We are highly indebted to Alopex for his report of Mr Bakewell’s third lecture, which if we have not misplaced his memoranda is full as deficient in method as those we have already laid before our auditory. Much indeed may be attributed to the unhappy state of poor Alopex for all of us know that “when love is in, the wit is out”, a proverb if not as old as Father Adam’s time, might have been so, as our common Papa would be compelled to acknowledge if he ventured to show his reverend face in our Society. Mr Bakewell however cannot be entirely exonerated from the charge of abrupt transition as he frequently exhibits a partiality for this Pindaric manner of discoursing, and in some instances we think he has exceeded the antient bard we allude to in poetic exaggeration, but notwithstanding this, his lectures contain much valuable information.

We are sorry our worthy correspondent (who has not furnished us with a signature by which we may distinguish him) did not send us his versified recipe for a cold before the wind changed and the weather became warm. However as winter will return and coughs and colds will again be in fashion we hope his labours will not be lost. The antients of whom we must always speak reverently took this method of preserving for posterity their most sublime and useful discoveries. Truth in this condensed and musical form sunk into the mind and remained in the memory always ready for use. And if our friends will treasure up these lines in like manner when they are attacked by a cold they will know the means by which the enemy is to be repelled and where to find the necessary weapons.
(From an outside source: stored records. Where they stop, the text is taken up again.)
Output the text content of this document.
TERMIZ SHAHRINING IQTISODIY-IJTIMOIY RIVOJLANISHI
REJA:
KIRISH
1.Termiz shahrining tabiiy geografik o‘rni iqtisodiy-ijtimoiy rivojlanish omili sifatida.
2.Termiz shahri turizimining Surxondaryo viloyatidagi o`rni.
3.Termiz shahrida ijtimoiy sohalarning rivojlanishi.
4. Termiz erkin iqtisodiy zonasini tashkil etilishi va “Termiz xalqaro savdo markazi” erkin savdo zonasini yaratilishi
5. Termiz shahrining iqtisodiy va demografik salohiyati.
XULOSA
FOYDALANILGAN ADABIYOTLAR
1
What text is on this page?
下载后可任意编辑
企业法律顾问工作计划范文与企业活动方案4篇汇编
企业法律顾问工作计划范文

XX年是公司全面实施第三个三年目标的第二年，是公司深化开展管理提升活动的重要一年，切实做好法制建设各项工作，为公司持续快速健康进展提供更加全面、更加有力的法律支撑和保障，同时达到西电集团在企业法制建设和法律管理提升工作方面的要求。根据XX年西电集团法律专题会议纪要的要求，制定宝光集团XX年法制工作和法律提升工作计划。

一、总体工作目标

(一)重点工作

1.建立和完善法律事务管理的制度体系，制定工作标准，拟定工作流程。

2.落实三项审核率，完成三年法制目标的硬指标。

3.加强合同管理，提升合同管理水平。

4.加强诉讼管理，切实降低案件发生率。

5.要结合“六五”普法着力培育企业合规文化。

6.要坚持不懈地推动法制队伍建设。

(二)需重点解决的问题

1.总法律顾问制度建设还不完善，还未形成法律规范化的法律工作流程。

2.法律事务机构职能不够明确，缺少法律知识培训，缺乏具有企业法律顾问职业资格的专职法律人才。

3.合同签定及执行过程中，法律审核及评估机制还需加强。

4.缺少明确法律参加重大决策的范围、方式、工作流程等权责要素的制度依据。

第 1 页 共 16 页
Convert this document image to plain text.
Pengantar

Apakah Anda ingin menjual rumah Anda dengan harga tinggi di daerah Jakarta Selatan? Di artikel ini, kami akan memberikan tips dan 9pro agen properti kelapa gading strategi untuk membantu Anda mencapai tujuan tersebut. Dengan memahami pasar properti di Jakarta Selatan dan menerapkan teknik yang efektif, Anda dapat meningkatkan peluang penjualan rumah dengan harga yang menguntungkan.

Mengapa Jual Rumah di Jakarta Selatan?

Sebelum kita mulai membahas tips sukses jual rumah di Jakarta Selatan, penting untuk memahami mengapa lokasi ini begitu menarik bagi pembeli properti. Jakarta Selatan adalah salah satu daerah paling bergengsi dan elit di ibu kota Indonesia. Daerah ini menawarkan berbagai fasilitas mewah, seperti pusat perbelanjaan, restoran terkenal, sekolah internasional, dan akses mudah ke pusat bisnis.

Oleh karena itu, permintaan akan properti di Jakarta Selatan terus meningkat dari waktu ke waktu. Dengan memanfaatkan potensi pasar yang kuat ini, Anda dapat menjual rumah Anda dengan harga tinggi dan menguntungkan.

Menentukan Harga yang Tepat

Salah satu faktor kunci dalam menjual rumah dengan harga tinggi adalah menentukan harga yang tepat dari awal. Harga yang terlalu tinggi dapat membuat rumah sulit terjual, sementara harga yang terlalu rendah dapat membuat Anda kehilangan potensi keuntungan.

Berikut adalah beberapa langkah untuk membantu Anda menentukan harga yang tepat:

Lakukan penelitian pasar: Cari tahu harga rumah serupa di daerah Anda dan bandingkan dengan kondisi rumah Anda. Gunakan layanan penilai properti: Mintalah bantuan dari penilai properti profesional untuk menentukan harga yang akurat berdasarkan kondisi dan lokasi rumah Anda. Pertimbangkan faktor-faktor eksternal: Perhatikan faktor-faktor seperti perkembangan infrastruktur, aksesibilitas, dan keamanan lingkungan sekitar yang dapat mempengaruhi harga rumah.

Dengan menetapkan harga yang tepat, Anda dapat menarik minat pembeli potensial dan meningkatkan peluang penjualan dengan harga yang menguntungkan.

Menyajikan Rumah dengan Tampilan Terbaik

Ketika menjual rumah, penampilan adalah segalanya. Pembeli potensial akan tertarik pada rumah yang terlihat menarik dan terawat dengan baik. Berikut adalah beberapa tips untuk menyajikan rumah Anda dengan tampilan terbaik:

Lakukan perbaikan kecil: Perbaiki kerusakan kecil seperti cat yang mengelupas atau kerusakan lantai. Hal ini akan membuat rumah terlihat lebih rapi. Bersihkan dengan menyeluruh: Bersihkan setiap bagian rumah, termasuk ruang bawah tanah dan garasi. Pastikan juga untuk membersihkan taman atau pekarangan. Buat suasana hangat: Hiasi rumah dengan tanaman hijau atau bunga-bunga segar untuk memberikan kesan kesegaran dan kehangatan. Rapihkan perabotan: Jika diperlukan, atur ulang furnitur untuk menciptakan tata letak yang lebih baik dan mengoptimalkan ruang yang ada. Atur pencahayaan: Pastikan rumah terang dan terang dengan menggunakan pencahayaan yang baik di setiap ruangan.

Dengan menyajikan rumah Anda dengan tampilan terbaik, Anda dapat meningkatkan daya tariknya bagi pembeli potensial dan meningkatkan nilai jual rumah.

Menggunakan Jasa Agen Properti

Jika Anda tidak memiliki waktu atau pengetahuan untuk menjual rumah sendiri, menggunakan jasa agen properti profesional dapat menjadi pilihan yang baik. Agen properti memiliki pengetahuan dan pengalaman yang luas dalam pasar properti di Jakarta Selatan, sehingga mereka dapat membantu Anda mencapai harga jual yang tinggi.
Of the other short poems selected for this evening’s reading we shall make no particular remarks. We believe that some of them have been written by the author of the Pleasures of Human Life, a poem not yet published; but of which we venture to say that it will be difficult to find a series of nearly twelve hundred lines that can rival it in pathos and every poetic excellence. The little pieces that are now to be read compared with the Pleasures of Human Life are like the labels on apothecaries’ boxes painted by Raphael when set besides his transfiguration. But they display the hand of a Master that can do little things with grace.

The readings will conclude with the four First Cantos of the Sylphiad, a poem on the same subject as the Restoration. It was begun last year but those who remember what was then written will perceive great improvement and we doubt not but the conclusion will equal in spirit and poetry such a promising commencement.